Jesse Bregman, David Harker, Xander Tielens (NASA-Ames Reserch Center), David Rank, and Pasquale Temi (UCSC/UCO)

Using the Lick 3m telescope and an Amber Engineering 128x128 InSb array camera, we have imaged the protostellar region in S140 at 2.2, 3.1 and 3.45 microns to study the environment close to the protostar and its interaction with the surrounding molecular cloud. There is a region surrounding IRS 1 which has been cleared out by the wind from IRS 1. In front of IRS 1 and its associated cavity, we observe a low and nearly constant (tau(3.1 microns)=0.6) water ice band depth. However, outside of the cavity, the ice band depth steadily increases with increasing distance into the molecular cloud.
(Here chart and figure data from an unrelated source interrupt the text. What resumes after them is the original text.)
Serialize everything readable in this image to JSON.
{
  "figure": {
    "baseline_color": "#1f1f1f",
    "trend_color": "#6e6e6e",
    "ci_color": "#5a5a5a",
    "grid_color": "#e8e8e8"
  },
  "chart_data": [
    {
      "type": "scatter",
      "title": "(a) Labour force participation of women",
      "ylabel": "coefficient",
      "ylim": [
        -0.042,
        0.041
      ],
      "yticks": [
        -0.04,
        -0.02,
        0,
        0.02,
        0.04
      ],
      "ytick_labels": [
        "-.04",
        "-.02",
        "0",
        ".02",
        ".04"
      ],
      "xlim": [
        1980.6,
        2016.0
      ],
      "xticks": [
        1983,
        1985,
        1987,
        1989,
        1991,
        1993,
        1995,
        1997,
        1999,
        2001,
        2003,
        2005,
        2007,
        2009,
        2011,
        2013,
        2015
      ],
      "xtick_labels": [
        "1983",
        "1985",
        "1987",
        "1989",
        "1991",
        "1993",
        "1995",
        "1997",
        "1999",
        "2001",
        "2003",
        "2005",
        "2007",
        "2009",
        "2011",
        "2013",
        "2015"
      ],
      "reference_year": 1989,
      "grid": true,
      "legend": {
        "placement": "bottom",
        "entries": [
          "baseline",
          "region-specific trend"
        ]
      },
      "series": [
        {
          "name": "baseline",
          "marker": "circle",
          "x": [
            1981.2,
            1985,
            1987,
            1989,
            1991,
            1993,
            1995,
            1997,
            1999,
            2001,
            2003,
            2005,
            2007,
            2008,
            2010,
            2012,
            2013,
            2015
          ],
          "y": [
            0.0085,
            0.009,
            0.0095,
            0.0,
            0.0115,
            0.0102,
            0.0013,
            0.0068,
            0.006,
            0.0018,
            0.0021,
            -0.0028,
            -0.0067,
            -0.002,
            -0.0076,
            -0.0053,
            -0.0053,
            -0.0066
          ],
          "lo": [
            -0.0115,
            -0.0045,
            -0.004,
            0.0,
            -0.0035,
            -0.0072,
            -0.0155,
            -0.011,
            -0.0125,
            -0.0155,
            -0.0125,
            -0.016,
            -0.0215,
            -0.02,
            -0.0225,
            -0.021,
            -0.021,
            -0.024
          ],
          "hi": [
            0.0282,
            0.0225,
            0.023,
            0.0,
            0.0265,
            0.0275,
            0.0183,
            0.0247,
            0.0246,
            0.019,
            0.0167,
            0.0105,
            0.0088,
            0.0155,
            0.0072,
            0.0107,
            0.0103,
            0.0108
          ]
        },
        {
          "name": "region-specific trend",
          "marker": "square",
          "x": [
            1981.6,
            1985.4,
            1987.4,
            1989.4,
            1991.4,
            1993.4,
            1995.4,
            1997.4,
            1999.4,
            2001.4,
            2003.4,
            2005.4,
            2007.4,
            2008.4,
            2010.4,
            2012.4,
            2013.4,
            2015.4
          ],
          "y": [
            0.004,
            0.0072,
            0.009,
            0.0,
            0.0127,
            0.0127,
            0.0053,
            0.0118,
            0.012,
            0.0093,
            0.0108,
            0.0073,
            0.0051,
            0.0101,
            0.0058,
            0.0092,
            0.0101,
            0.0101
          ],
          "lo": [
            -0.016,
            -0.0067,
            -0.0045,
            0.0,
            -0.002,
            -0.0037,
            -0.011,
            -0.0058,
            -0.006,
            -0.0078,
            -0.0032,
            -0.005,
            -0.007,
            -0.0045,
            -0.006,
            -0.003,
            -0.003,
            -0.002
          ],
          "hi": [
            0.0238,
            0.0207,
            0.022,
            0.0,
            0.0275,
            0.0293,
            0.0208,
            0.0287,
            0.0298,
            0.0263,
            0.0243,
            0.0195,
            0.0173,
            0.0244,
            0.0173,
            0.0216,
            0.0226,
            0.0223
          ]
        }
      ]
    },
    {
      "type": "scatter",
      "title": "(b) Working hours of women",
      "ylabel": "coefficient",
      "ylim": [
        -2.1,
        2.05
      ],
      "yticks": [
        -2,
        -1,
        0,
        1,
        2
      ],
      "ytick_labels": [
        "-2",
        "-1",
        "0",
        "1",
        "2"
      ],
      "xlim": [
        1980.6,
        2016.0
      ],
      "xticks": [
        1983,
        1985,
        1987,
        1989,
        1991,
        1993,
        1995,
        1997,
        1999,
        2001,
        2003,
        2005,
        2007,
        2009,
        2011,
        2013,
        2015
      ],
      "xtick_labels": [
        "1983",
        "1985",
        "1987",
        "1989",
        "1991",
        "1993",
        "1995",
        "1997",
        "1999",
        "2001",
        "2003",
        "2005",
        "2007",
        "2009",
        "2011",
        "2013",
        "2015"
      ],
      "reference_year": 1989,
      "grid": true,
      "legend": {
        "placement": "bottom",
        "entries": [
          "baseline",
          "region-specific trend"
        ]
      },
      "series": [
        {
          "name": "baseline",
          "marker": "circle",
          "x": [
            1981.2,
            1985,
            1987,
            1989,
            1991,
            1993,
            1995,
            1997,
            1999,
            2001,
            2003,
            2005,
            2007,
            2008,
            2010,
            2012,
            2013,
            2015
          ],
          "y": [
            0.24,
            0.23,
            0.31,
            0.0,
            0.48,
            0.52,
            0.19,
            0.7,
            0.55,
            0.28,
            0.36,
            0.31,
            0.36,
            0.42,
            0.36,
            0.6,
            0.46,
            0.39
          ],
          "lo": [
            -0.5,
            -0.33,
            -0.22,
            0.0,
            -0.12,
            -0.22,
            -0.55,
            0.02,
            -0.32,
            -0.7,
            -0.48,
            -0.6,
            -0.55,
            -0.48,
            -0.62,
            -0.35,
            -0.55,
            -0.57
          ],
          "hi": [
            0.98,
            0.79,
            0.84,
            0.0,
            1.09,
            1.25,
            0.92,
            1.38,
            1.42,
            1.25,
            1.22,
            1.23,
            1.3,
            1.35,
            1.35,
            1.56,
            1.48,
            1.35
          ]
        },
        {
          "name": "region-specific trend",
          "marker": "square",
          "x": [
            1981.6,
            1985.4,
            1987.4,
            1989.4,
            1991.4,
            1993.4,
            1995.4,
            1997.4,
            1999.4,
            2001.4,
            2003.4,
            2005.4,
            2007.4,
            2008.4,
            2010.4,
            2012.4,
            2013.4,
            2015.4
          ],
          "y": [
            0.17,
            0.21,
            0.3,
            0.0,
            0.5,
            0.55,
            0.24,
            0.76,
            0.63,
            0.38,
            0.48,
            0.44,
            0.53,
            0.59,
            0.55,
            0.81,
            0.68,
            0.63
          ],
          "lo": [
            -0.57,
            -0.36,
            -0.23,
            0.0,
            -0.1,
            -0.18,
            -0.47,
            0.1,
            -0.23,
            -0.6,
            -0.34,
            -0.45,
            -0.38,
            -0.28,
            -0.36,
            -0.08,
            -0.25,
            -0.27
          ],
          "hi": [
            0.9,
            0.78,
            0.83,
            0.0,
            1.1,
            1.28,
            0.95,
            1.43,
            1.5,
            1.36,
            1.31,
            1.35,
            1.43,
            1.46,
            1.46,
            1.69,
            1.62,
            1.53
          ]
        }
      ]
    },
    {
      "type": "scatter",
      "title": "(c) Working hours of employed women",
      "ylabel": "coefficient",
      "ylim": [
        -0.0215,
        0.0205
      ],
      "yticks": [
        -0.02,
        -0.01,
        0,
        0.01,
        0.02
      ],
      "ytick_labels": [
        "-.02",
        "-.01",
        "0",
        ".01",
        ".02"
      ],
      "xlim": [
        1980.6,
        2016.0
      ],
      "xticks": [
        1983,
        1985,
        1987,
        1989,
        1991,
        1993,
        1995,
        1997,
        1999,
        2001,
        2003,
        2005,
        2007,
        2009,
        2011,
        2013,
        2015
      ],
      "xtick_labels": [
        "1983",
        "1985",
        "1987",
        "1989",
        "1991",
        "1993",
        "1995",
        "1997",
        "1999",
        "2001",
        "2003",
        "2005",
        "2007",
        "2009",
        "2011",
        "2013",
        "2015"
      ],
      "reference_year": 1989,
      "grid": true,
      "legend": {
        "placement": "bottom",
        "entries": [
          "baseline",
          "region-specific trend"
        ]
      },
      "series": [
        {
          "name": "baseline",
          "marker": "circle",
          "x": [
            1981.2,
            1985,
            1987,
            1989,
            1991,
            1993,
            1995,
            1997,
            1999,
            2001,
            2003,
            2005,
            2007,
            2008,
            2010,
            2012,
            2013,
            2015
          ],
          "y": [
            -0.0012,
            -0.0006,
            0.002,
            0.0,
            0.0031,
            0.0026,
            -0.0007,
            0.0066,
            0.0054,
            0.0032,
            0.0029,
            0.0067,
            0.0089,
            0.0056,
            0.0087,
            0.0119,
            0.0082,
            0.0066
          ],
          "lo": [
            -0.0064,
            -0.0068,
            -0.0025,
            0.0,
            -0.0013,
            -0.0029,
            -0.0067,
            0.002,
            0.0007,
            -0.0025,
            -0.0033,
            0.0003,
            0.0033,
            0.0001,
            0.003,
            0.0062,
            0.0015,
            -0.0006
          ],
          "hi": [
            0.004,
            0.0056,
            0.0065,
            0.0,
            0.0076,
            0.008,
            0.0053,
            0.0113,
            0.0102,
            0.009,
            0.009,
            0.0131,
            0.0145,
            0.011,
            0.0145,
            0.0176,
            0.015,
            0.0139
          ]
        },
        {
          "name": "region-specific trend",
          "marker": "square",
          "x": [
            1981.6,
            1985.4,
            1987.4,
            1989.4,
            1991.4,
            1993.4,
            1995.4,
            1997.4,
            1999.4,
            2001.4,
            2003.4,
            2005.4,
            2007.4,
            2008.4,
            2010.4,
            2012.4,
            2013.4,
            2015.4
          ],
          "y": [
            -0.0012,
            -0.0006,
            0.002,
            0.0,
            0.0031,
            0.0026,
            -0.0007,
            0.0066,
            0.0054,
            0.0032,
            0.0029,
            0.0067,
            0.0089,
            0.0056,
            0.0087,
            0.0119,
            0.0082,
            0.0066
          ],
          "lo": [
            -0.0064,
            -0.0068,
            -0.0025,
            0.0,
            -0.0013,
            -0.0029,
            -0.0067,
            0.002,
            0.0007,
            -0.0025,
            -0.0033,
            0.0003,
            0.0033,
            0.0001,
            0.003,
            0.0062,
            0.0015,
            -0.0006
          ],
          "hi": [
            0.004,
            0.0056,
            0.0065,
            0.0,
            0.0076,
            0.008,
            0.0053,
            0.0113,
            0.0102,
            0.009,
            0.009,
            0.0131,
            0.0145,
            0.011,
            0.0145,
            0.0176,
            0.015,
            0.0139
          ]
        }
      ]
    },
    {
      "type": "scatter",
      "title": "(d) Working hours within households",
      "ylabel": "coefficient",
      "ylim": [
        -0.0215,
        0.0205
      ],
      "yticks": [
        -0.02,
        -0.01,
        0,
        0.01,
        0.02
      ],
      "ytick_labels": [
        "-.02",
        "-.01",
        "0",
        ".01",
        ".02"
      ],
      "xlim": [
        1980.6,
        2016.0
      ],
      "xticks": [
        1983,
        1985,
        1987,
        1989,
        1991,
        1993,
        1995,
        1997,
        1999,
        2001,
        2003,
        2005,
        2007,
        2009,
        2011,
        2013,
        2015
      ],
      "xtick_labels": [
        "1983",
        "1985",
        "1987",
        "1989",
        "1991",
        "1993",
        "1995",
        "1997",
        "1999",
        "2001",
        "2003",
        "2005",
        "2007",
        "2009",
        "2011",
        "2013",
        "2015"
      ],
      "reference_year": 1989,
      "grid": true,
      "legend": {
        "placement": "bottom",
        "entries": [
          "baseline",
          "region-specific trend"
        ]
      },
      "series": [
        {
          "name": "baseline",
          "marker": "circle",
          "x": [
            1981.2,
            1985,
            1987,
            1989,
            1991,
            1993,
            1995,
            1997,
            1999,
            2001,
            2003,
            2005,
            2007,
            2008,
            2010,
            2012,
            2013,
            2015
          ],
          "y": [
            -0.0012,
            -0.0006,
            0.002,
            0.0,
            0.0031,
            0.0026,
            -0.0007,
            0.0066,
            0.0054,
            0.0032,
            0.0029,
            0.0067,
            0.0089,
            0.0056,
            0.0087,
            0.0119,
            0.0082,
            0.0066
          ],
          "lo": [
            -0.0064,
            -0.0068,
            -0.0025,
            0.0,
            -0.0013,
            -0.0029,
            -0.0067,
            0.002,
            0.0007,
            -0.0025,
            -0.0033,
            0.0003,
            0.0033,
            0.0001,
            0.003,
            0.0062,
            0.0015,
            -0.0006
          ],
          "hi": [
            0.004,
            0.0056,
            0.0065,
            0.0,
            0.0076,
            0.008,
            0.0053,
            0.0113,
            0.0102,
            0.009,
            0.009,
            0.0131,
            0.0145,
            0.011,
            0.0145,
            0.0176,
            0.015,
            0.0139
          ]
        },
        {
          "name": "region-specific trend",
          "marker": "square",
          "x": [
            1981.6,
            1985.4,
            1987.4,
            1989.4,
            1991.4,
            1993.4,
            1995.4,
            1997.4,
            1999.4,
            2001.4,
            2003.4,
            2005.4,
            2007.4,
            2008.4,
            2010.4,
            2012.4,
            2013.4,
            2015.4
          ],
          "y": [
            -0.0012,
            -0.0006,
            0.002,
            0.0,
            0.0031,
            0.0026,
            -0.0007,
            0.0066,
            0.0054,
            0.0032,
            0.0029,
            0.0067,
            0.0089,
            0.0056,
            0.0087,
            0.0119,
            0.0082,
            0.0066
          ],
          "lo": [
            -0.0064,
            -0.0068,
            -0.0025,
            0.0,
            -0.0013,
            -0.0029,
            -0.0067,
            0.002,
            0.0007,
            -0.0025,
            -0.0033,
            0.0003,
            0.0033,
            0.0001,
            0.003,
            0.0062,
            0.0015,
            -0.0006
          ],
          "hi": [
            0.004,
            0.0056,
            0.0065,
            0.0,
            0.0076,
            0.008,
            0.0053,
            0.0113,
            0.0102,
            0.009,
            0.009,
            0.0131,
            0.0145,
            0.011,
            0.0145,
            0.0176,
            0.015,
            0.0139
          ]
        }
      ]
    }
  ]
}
Hence, we conclude that there is ice present in the molecular cloud but not in the dusty disk surrounding IRS 1. The ice depth observed around IRS 1 is due to water ice present in the foreground cloud.

Light from the nebula appears to become bluer with increasing distance from IRS 1. This observation can be explained if there is a dusty disk around IRS 1. Light is reddened as it passes through the disk, and appears bluest along the poles of the disk where the dust is the thinnest.

Observed 3.45-2.2 colors of the bluest regions implies a cool radiation field with a color temperature of 900-1200 K. Most likely, these cool temperatures are the result of reprocessing of the protostellar radiation field by dust close to the protostar.

The MRN grain distribution, used to model the ISM, can not sufficiently explain our observations. A larger grain size distribution produces better results in deriving temperatures based upon the observed color of the nebula.

Orientation of the disk around IRS 1 is not aligned with the CO outflows. The large scale structure observed in the CS, ammonia, and CO data are indicative of the interaction between the surrounding molecular cloud and the outflows generated by IRS1 rather than the geometry of the region close to the protostar.